For the fees, you are only charged for the actual copying or reproduction costs. There are even instances when such fees can be waived. Depending on the department, you may request online, over the phone, in-person, via mail, or through email. Should the request get denied, you’re free to file an appeal to the Office of the Hearing Examiner within 30 days.

You may also opt to utilize a reliable and trusted people search engine for faster and smoother access to such records.

South Dakota Background Check Reports

South Dakota criminal and standard background checks may be requested for various reasons like license issuance, property leasing, child adoption, and the like. Most criminal background checks, however, are requested by employers. This is because the state mandates checks for a variety of jobs including school employees, daycare workers, and direct-care positions for the elderly or disabled.
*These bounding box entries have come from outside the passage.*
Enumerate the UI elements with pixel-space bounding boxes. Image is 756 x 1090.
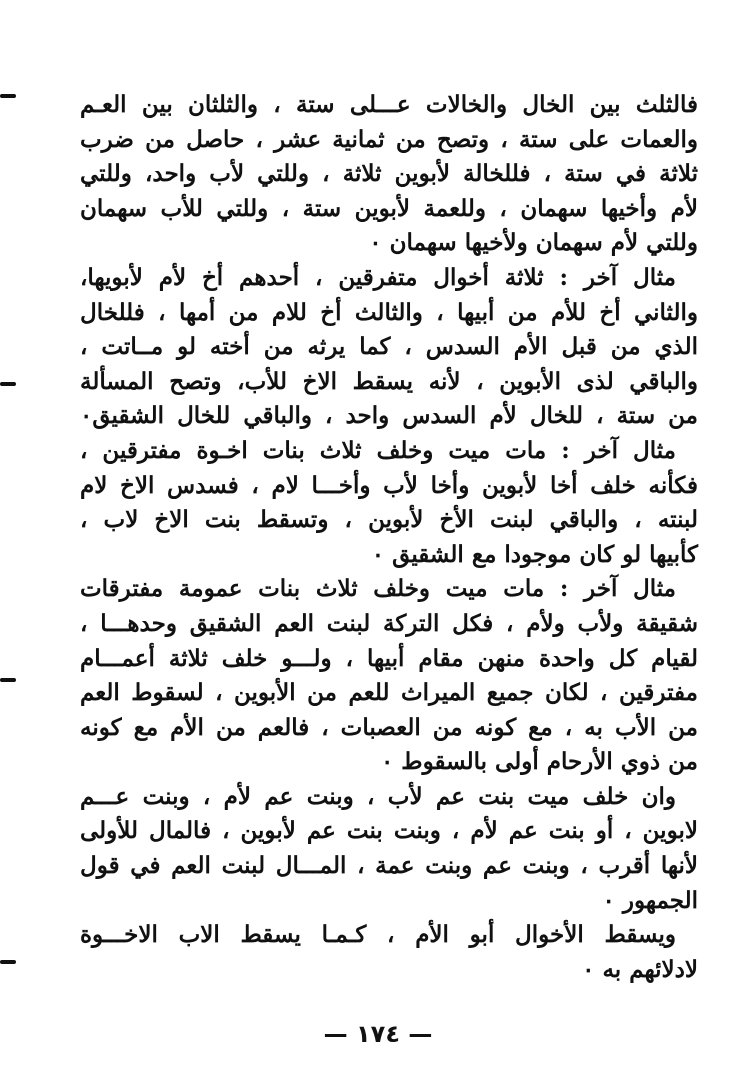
text-line: مثال آخر : مات ميت وخلف ثلاث بنات عمومة مفترقات xyxy=(80,575,676,603)
text-line: فالثلث بين الخال والخالات عـــلى ستة ، والثلثان بين العـم xyxy=(80,91,698,118)
text-line: لابوين ، أو بنت عم لأم ، وبنت بنت عم لأبوين ، فالمال للأولى xyxy=(80,817,698,845)
text-line: الذي من قبل الأم السدس ، كما يرثه من أخته لو مــاتت ، xyxy=(80,333,698,361)
text-line: ويسقط الأخوال أبو الأم ، كـمـا يسقط الاب الاخـــوة xyxy=(80,921,676,949)
text-line: لبنته ، والباقي لبنت الأخ لأبوين ، وتسقط بنت الاخ لاب ، xyxy=(80,506,698,534)
page-number: — ١٧٤ — xyxy=(323,1020,433,1048)
page-edge-mark xyxy=(0,960,16,964)
text-line: شقيقة ولأب ولأم ، فكل التركة لبنت العم الشقيق وحدهـــا ، xyxy=(80,609,698,637)
page-edge-mark xyxy=(0,678,16,682)
text-line: من الأب به ، مع كونه من العصبات ، فالعم من الأم مع كونه xyxy=(80,713,698,741)
body-text xyxy=(80,88,698,987)
text-line: مثال آخر : مات ميت وخلف ثلاث بنات اخـوة مفترقين ، xyxy=(80,436,676,464)
text-line: من ذوي الأرحام أولى بالسقوط ٠ xyxy=(380,748,698,776)
text-line: فكأنه خلف أخا لأبوين وأخا لأب وأخـــا لام ، فسدس الاخ لام xyxy=(80,471,698,499)
text-line: والثاني أخ للأم من أبيها ، والثالث أخ للام من أمها ، فللخال xyxy=(80,298,698,326)
text-line: وللتي لأم سهمان ولأخيها سهمان ٠ xyxy=(369,229,698,257)
text-line: لأنها أقرب ، وبنت عم وبنت عمة ، المـــال لبنت العم في قول xyxy=(80,852,698,880)
text-line: ثلاثة في ستة ، فللخالة لأبوين ثلاثة ، وللتي لأب واحد، وللتي xyxy=(80,160,698,188)
text-line: لأم وأخيها سهمان ، وللعمة لأبوين ستة ، وللتي للأب سهمان xyxy=(80,194,698,222)
text-line: من ستة ، للخال لأم السدس واحد ، والباقي للخال الشقيق٠ xyxy=(80,402,698,430)
text-line: مفترقين ، لكان جميع الميراث للعم من الأبوين ، لسقوط العم xyxy=(80,679,698,707)
text-line: الجمهور ٠ xyxy=(602,886,698,914)
page-edge-mark xyxy=(0,382,16,386)
text-line: لادلائهم به ٠ xyxy=(582,955,698,983)
text-line: وان خلف ميت بنت عم لأب ، وبنت عم لأم ، وبنت عـــم xyxy=(80,782,676,810)
text-line: والعمات على ستة ، وتصح من ثمانية عشر ، حاصل من ضرب xyxy=(80,125,698,153)
text-line: مثال آخر : ثلاثة أخوال متفرقين ، أحدهم أخ لأم لأبويها، xyxy=(80,263,676,291)
text-line: والباقي لذى الأبوين ، لأنه يسقط الاخ للأب، وتصح المسألة xyxy=(80,367,698,395)
text-line: كأبيها لو كان موجودا مع الشقيق ٠ xyxy=(371,540,698,568)
text-line: لقيام كل واحدة منهن مقام أبيها ، ولـــو خلف ثلاثة أعمـــام xyxy=(80,644,698,672)
page-edge-mark xyxy=(0,94,16,98)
The South Dakota Division of Criminal Investigation Identification Department handles state or national fingerprint-based records checks. To initiate the process, you only need to fill out the authorization form along with a copy of the subject’s fingerprint kits or fingerprint cards, and a check or money order for $26.75. For a more thorough and in-depth checking, reach out to the Federal Bureau of Investigation (FBI). For a hassle-free experience, utilize a third-party site offering background checking services.

Though South Dakota does not implement a ban-the-box, the state adheres to federal laws, including the Fair Credit Reporting Act (FCRA) and the Equal Employment Opportunity Commission (EEOC). These laws are meant to promote accuracy, ensure privacy, and prevent discrimination.

South Dakota Official Websites

Frequently Asked Questions About South Dakota Background Checks

How far back does a background check go in South Dakota?

South Dakota criminal and standard background checks can go back 7 years, following the standard timeline set by most federal laws like the FCRA.

What disqualifies you in a background check?

You can be disqualified for a background check due to a variety of reasons, including a failed drug test, discrepancies in education and employment history, false or inaccurate declared data, poor credit history, and damaged driving record.

Which states follow the 7-year rule background checks?

Aside from South Dakota, several other states follow the seven-year limit, including California, Maryland, Massachusetts, Montana, Nevada, New York, Texas, Washington.

What shows up on a state background check?

In most cases and states, a background check report includes personal information like name, aliases, contact details, home addresses, physical body description, and known relatives. It can also show one’s complete criminal history including felony and misdemeanor convictions, arrests, incarcerations, and pending criminal cases.